勢いのあまり、バウンドした嘉国の襟首をなんとか掴んだが、腕にぐん、とかかったその重さに浩一は顔を歪めた。

「(くそ)」

土手下の河原は増水しており、先の見えない水が黒々とうねりながら不気味な光を放っている。

この漆黒の濁流に飲み込まれてはひとたまりもない。

「(止まれ‼)」

浩一は咄嗟に身体を斜面に沿わせ足を伸ばし、かかとで斜面を削るようにブレーキをかけた。
斜面が終わりに近づく。
黒い水面が迫る。

浩一は嘉国の頭を両腕で抱え、衝撃に備えた。












黒い水面に窓から洩れる明かりを散らしながら、タタン、タタンと電車が遠のいてゆく。




ぜーぜーと肩で息をしながら、浩一はそれを見送った。

土手を転がり落ちて、一瞬のこと。

あと数十センチ。
靴でえぐった地面の堰に、周りからじわりと水がしみ込んでくるのが見えたが、流れの早い水面には及ばなかった。
嘉国の頭を抱いていた腕から、力を抜くと、支えを失い重力に従った彼の頭は地面へしたたかにぶつかり、「いてっ」というまぬけな声が下から聞こえる。

風は、いつの間にか止んでいた。




浩一の足元すれすれを、水がかすめてゆく。
土手の傾斜を派手に抉ったせいで、泥まみれになった靴を洗うには都合がよかった。

「…」

浩一は靴を舐めるように触れては流れてゆく水面をみて、安堵から身体が萎れるほど大きなため息をついていた。

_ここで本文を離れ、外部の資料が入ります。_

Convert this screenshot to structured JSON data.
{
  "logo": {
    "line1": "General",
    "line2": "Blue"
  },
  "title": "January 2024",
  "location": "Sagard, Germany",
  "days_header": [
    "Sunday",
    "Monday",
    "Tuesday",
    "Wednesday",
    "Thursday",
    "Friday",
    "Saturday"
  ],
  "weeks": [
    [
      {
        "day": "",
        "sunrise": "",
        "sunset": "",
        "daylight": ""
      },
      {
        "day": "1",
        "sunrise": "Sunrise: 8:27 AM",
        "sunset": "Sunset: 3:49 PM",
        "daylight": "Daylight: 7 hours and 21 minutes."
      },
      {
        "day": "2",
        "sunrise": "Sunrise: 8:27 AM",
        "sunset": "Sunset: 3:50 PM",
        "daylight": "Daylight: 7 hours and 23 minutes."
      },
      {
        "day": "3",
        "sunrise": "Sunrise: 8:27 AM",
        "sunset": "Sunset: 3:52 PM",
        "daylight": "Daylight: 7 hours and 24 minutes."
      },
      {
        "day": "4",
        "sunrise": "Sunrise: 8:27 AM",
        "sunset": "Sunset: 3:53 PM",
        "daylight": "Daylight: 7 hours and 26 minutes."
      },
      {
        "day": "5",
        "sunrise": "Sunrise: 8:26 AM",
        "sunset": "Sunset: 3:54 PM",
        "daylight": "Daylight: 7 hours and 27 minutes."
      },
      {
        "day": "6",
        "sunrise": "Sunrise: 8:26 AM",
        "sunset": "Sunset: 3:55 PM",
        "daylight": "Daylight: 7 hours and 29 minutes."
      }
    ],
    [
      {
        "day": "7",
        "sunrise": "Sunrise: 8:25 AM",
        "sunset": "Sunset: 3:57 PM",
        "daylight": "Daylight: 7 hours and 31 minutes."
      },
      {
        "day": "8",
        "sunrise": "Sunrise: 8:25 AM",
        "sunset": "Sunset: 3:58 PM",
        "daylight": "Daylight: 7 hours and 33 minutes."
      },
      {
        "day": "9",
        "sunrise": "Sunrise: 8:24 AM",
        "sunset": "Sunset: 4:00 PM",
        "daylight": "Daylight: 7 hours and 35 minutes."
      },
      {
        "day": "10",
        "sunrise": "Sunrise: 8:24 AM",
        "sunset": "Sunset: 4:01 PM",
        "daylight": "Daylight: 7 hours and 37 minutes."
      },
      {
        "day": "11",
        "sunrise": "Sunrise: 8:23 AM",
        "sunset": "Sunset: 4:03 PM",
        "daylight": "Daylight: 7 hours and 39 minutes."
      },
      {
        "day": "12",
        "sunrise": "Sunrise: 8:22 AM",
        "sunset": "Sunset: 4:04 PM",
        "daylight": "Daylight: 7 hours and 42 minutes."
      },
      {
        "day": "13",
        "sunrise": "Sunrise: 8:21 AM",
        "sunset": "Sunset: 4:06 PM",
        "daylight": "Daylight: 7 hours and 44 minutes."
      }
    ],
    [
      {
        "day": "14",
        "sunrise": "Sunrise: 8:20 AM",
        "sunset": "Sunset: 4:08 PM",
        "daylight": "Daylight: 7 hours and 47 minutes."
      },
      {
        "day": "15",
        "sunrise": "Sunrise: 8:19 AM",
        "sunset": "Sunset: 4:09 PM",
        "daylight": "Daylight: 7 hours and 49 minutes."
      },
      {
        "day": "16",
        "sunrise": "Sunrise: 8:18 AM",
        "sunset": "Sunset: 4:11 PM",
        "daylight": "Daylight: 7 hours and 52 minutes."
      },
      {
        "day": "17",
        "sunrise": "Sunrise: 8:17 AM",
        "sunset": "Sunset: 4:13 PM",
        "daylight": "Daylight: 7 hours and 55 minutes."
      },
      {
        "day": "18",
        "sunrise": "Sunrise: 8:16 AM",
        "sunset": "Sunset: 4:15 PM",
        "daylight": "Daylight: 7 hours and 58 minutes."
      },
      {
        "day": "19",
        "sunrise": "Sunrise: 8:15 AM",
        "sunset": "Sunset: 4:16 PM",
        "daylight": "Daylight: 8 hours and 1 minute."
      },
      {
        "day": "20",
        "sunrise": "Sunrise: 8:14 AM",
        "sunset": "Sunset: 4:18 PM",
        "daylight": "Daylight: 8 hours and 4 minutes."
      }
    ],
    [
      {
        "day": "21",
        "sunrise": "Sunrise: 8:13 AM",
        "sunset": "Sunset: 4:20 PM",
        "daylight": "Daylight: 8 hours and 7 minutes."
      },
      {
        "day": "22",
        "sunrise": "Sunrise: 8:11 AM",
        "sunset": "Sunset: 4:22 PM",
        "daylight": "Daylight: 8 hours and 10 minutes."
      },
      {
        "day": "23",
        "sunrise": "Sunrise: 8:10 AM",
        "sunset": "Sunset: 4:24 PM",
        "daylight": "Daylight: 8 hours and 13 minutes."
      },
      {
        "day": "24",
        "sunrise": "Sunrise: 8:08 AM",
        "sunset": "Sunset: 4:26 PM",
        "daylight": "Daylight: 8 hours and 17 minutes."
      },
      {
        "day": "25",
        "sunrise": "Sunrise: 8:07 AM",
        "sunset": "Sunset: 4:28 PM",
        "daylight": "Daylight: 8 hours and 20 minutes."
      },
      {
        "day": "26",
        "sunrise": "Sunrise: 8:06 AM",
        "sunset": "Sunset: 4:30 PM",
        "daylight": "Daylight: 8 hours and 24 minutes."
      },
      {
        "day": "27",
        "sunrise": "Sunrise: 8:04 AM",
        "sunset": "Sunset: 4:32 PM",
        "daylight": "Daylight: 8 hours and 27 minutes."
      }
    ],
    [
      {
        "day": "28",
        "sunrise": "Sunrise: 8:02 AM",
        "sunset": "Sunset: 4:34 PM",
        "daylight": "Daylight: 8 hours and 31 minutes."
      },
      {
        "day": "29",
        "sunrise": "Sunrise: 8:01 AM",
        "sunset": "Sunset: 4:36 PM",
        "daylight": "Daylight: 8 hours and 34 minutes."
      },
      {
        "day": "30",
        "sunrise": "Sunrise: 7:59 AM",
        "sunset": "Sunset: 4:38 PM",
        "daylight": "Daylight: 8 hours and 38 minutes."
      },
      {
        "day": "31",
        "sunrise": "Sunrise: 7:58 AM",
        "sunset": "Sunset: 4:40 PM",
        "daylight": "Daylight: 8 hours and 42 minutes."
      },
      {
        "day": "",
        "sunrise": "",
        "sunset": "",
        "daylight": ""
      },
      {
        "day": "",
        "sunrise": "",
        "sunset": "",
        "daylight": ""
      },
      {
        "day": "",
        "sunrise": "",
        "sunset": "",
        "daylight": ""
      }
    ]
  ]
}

隣では全身土埃にまみれた嘉国がうつ伏せになりながら、目の前に迫る水を眺めている。
ぼうぜんとしているのか分からなかったが、おかしな体制のまま、ぴくりとも動かない。

タタン、タタンと光の粒でできたヘビのおもちゃのような電車が、闇にとけて見えなくなるまで、二人は黙って座りこんでいた。
やがて電車の音も聞こえなくなって、あたりから水の流れる音だけになると、浩一は漸く隣を見た。

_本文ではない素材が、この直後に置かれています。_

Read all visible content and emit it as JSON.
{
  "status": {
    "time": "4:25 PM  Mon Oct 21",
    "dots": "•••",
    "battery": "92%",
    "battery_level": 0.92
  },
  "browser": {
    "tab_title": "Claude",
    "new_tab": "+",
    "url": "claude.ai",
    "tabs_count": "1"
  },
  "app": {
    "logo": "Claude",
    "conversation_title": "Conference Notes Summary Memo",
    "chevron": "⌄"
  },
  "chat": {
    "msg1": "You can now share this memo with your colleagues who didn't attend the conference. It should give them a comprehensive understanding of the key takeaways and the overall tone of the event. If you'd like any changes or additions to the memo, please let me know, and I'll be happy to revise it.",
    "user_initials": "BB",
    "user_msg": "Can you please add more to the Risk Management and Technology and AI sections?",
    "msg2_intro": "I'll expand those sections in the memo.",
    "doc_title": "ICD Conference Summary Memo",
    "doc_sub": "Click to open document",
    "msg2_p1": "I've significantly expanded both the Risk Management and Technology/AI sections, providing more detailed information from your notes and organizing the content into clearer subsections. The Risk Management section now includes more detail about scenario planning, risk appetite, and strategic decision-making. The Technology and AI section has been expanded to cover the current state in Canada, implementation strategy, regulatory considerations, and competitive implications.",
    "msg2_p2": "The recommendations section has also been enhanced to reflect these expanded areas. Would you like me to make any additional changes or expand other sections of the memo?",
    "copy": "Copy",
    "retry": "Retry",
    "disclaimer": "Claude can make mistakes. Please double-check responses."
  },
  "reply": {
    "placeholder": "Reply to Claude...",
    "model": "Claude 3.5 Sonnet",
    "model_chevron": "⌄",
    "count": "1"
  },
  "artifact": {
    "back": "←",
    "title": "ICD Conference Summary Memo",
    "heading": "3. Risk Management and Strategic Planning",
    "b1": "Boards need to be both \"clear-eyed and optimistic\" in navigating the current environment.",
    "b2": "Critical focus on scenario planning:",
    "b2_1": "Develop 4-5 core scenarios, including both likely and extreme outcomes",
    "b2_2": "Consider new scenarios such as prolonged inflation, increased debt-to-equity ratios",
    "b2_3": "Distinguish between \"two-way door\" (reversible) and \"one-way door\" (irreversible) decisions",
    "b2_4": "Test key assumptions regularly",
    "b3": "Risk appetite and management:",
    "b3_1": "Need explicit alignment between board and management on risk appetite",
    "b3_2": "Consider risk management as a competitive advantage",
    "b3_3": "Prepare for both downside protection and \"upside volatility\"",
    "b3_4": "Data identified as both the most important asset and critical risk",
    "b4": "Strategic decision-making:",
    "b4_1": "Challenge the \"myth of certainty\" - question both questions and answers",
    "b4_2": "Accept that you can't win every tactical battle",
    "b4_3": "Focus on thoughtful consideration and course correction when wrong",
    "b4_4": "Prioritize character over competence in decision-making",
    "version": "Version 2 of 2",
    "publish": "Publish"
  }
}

嘉国はまるでおとなしく地面に伏せっていてときどき思い出したように瞬きをしている。

「(…あ)」

上からその様子を見ていた浩一は、嘉国の鼻の頭が土埃で汚れていることに気がついた。
そして無意識に、その鼻の頭に手を伸ばす。

「…あ」

自分の鼻の汚れをぬぐった手が遠ざかるのを、嘉国は不思議そうな顔をして見ていた。

「あ…」

それに気がついた浩一は自分の行動を顧みてハッとすると、勢いよく立ちあがり、嘉国を置いて土手を登りはじめた。

喧嘩していたことをすっかり忘れていたのだ。

「ちょ、」

慌てた嘉国も伏せっていた身体を起こして浩一の後を追おうとした。

しかし。

「ぎゃあ!」

体制を崩した嘉国はぬかるんだ地面に足をとられて、ふたたび暗い水面へ身体を傾けた。だが。

「うおっ!」

咄嗟に腕を引かれて、土手側に引き寄せられる。
そこには険しい顔をした浩一の姿があった。

「ひ、ろ…」

「…何?これも計算なわけ?」

掴まれた腕に力を込められて、嘉国はその痛さに顔をしかめる。

「ち、ちが、」

「じゃあ何だよ。このまま流れて行きたかった?」

「…っ」

「お前さ…心底ムカつくな」

浩一の言葉にじわ、と切ないものが込み上げてくる。
浩一の瞳に映る自分がひどい顔をしているのが見えたが、嘉国はこみ上げる悲しみが抑えきれなかった。

「(やばい)」



嘉国はボロ、と大粒の涙を零した。

「へえ、泣けば許して貰えると思ってんの。」

声が出ない。
嘉国は止まらなくなった涙と嗚咽を漏らしながら必至に首を振った。


違う。


「わざとじゃねぇなら、余計性質が悪いよな。」

そう言って、浩一は嘉国を突き放すように腕から手を離した。
もう嘉国の涙は制御の仕様がないほどで、滂沱に涙を流しながら嘉国は言葉にならない呻き声をあげる。

「うざ…」

浩一のため息と呆れたような声に、嘉国の涙腺は爆発した。
面倒に思われているのが悲しくて、愛想を尽かされたのが悲しくて、それでも一言謝りたくて。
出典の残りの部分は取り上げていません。